Equally unsatisfying is the script’s inability to settle on a specific set of themes. There are several stories happening simultaneously, and rather than build to a clean crescendo, the movie decides at the last minute to introduce a brand-new status quo into Thor’s life that feels neither natural nor earned. In theory, the finale is a solid idea, but there’s simply no clear path to it and no comprehensible direction to take in a future Thor movie. Worse, the use of this particular idea contrasts poorly with the story told in Doctor Strange and the Multiverse of Madness in a way that feels very particularly gendered – and particularly punitive towards a woman’s pain in that film.

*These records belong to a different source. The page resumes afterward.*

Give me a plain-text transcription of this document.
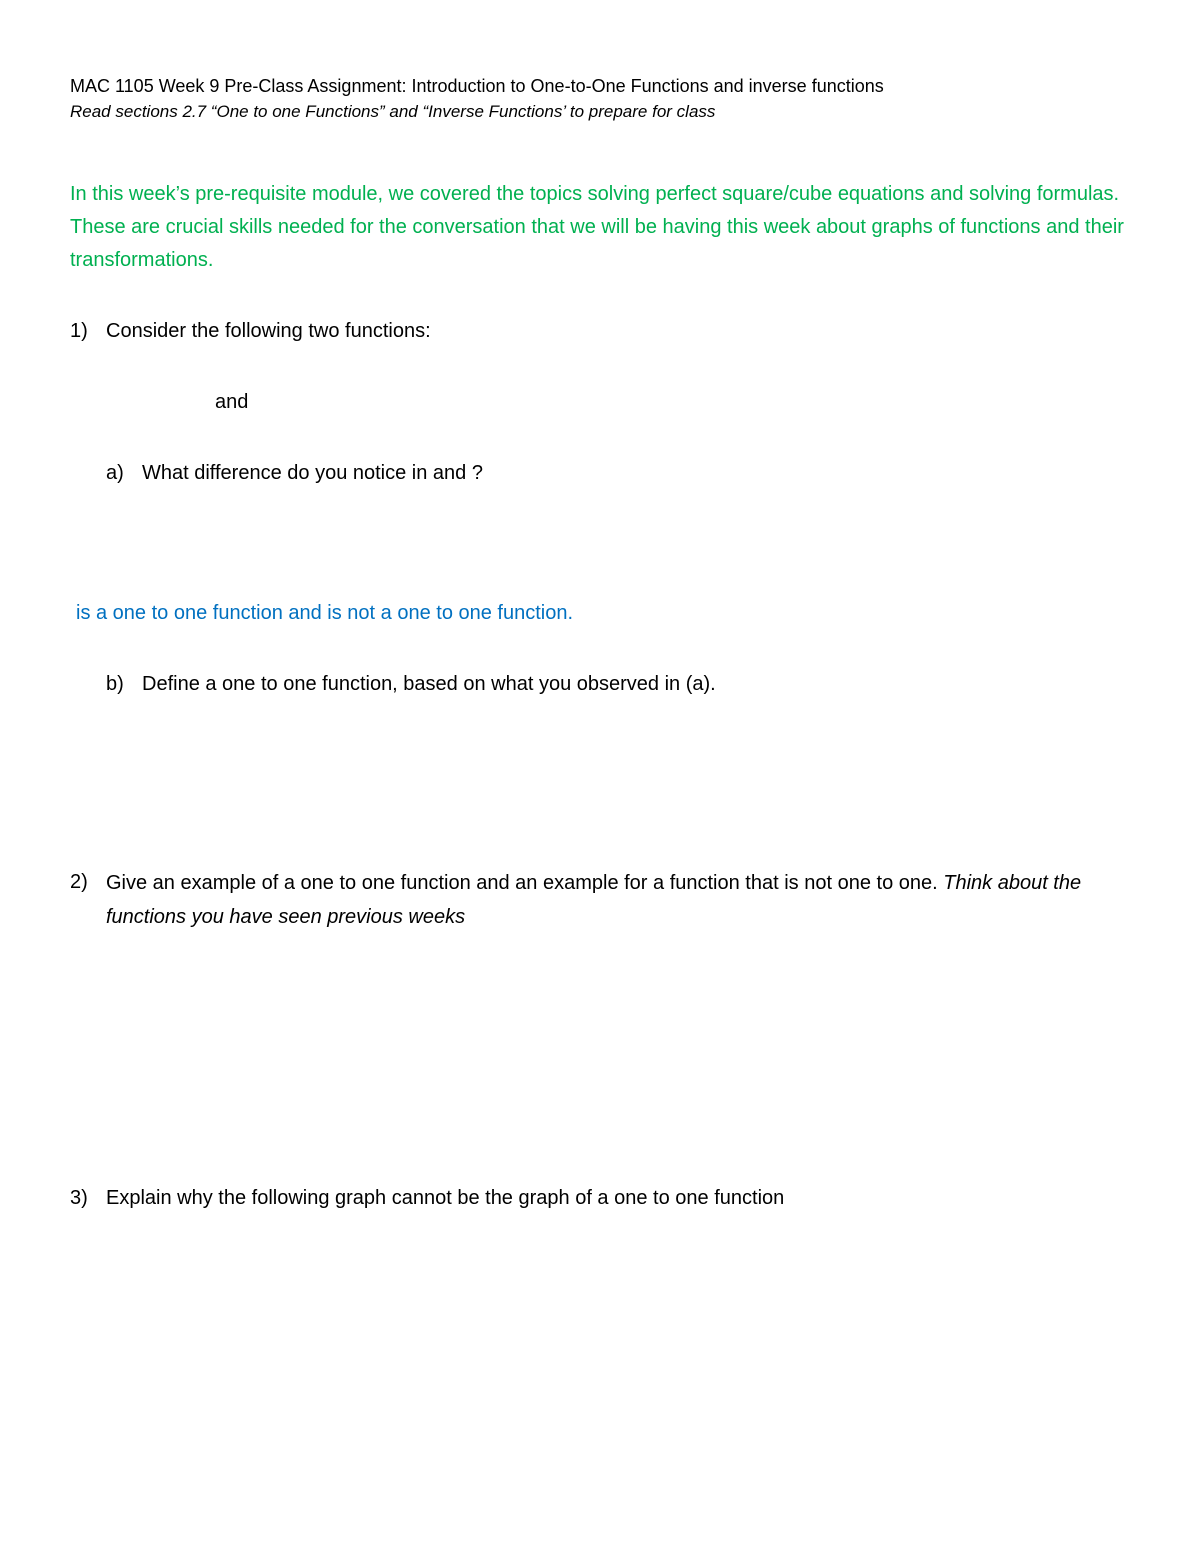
MAC 1105 Week 9 Pre-Class Assignment: Introduction to One-to-One Functions and inverse functions
Read sections 2.7 “One to one Functions” and “Inverse Functions’ to prepare for class
In this week’s pre-requisite module, we covered the topics solving perfect square/cube equations and solving formulas. These are crucial skills needed for the conversation that we will be having this week about graphs of functions and their transformations.
1) Consider the following two functions:
and
a) What difference do you notice in and ?
is a one to one function and is not a one to one function.
b) Define a one to one function, based on what you observed in (a).
2) Give an example of a one to one function and an example for a function that is not one to one. Think about the functions you have seen previous weeks
3) Explain why the following graph cannot be the graph of a one to one function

Love and Thunder also is another massive strike against Disney’s new fetish for the Volume, a gigantic curved LED screen used to create photorealistic backdrops without the need for extensive set-building or real-world locations. It was a fairly big deal when announced online that Love and Thunder would be one of the first Marvel films to use the new CGI-backdrop technology pioneered by LucasFilm for The Mandalorian, but frankly, it continues to prove that the utility is visually limited in larger-scale productions. It looked lousy in most of Obi-Wan Kenobi, and it continues to look flat here. Marvel Studios has always used green-screen technology liberally, but in their better movies, they disguise it or tell stories so engaging it just doesn’t matter. It’s noticeable throughout Love and Thunder in a bad way. Also noticeable is the score, a distinct downgrade from Mark Mothersbaugh on Ragnarok to Michael Giacchino pumping something out on this one.
It’s hard not to compare Love and Thunder to Ragnarok. Maybe it’s unfair because they’re aiming for different goals, but frankly, this one just isn’t as fun, fleet or fabulous, and what it has to offer instead isn’t up to par. Marvel has still put out some decent films in the years since Avengers: Endgame (and some really exciting Disney+ shows), but the stretch of time during Phase 3 where each new movie felt like a new vision seems long gone. Thor: Love and Thunder has a lot of great ideas, some surprisingly brave, but never figures out how to tell the story around them. It’s a shame.